Change don’t come easy

The third and final Presidential debate turned out to be a bit anticlimactic. Donald Trump actually performed relatively well, by his own low standards, managing to more or less focus on the issues, before blowing it at the end with his self-defeating reluctance to say he would accept the verdict of the very voters he was supposed to be trying to win over. Hillary Clinton, who, as all observers have noted, might well be struggling against a semi-competent opponent, once again had little to do but avoid disaster, which she managed with the ease one might expect from such a veteran operator.

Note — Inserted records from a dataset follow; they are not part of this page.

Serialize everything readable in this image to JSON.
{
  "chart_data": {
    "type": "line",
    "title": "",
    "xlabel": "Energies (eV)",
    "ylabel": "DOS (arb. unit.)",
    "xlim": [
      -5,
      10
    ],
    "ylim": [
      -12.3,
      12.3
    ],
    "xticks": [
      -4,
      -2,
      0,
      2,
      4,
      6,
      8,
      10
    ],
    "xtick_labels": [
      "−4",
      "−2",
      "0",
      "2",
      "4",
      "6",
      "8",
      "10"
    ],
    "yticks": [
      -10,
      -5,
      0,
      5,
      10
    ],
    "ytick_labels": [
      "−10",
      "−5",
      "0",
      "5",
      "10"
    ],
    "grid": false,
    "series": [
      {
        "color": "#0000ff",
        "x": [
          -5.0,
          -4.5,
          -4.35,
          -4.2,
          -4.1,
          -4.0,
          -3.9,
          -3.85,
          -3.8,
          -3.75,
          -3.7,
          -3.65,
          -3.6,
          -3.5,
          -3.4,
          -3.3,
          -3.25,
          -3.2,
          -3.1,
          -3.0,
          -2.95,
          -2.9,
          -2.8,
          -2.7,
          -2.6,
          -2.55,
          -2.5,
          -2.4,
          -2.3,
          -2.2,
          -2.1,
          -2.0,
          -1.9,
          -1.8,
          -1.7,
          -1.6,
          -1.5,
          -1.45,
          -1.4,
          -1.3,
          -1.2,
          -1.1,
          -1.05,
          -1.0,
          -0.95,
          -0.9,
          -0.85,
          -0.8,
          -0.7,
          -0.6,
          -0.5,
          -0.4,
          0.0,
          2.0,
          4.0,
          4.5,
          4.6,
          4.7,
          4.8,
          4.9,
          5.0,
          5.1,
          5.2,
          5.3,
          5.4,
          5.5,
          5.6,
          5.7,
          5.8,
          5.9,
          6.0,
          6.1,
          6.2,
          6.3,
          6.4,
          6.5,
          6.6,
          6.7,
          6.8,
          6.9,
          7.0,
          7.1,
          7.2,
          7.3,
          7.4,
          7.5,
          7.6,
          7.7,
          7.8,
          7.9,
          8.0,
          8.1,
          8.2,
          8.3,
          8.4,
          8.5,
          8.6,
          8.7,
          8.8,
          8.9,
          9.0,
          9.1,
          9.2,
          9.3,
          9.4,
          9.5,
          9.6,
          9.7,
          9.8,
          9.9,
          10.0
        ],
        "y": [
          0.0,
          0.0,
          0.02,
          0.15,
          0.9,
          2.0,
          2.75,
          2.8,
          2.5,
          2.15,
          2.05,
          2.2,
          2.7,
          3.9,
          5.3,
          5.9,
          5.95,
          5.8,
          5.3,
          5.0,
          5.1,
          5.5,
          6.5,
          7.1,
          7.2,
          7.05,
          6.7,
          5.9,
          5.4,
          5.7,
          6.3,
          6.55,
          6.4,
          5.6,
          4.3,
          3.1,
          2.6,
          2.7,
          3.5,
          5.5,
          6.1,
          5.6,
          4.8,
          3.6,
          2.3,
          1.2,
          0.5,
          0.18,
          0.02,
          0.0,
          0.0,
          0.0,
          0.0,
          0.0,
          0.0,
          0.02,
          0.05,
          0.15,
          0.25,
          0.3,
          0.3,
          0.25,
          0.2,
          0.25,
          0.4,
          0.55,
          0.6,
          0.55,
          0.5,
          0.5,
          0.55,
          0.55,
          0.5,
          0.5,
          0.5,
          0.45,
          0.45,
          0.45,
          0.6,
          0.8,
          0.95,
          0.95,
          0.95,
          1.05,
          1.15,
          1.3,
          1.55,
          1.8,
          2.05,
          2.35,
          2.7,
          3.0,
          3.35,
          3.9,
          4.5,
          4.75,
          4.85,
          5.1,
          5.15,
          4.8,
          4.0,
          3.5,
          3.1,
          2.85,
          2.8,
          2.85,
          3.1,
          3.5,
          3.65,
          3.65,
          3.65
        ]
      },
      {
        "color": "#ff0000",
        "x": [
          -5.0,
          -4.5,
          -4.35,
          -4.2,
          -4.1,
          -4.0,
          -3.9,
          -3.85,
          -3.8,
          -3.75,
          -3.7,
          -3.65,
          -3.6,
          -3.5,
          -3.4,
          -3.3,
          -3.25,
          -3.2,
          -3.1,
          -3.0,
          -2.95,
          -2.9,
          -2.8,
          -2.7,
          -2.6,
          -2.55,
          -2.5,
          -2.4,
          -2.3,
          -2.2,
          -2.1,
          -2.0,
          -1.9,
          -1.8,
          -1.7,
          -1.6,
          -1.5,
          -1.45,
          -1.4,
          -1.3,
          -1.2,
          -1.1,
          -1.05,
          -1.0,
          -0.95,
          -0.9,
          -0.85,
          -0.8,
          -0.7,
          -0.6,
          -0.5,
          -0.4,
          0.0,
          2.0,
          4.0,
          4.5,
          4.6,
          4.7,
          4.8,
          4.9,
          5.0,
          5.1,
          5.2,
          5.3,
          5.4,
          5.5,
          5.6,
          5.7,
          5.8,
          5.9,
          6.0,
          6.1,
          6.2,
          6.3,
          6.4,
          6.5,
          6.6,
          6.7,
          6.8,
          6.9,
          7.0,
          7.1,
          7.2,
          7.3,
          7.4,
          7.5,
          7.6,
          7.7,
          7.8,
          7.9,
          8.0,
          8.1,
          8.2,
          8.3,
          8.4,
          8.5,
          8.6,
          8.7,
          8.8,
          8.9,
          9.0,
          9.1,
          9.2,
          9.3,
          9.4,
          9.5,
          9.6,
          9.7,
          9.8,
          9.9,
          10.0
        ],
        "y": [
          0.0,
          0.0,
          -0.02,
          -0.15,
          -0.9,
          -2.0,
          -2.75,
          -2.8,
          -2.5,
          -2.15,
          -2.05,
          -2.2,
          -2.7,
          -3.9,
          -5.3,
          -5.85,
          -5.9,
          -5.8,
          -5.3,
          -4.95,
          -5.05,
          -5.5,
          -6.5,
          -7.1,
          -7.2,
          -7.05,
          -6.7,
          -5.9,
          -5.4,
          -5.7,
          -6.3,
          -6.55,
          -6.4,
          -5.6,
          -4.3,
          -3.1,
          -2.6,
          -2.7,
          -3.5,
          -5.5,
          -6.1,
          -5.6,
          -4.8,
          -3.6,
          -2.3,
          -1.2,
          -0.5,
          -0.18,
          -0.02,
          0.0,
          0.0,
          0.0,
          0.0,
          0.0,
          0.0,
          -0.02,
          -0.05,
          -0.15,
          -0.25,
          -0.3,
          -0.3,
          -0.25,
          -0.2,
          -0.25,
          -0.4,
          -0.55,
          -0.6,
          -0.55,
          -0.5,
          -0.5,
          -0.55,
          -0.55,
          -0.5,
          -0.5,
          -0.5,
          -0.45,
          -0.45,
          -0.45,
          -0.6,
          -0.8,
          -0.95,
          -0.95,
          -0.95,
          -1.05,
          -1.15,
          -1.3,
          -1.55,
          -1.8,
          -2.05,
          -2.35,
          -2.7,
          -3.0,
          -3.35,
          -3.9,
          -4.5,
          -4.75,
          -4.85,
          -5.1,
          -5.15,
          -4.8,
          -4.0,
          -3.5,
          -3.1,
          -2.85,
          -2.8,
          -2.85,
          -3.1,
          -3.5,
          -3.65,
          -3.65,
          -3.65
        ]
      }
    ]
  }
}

The papers today have been full of hand-wringing about Trump undermining the traditions of US democracy, which I think is all rather overblown, especially now that he has started to walk back his “No Surrender” position. Hillary will win next month, and an exhausted electorate will move on. The GOP will regroup, and it will be business as usual by the end of the year, in Washington at least. There may be some grumbling from the disaffected elements that Trump has riled up, but they don’t constitute anything like an organised movement, so it’s unlikely to come to anything.

The best chance of real change probably lies in the remnants of the Sanders campaign, but that will be a long-term project. Hillary may progress some mild reform, but, whatever the right say, she’s no revolutionary. For the left, once the distraction of the quadrennial election has passed, it will, as ever, be back to the unglamorous grind of everyday activism, the sort of thing that actually gets things done.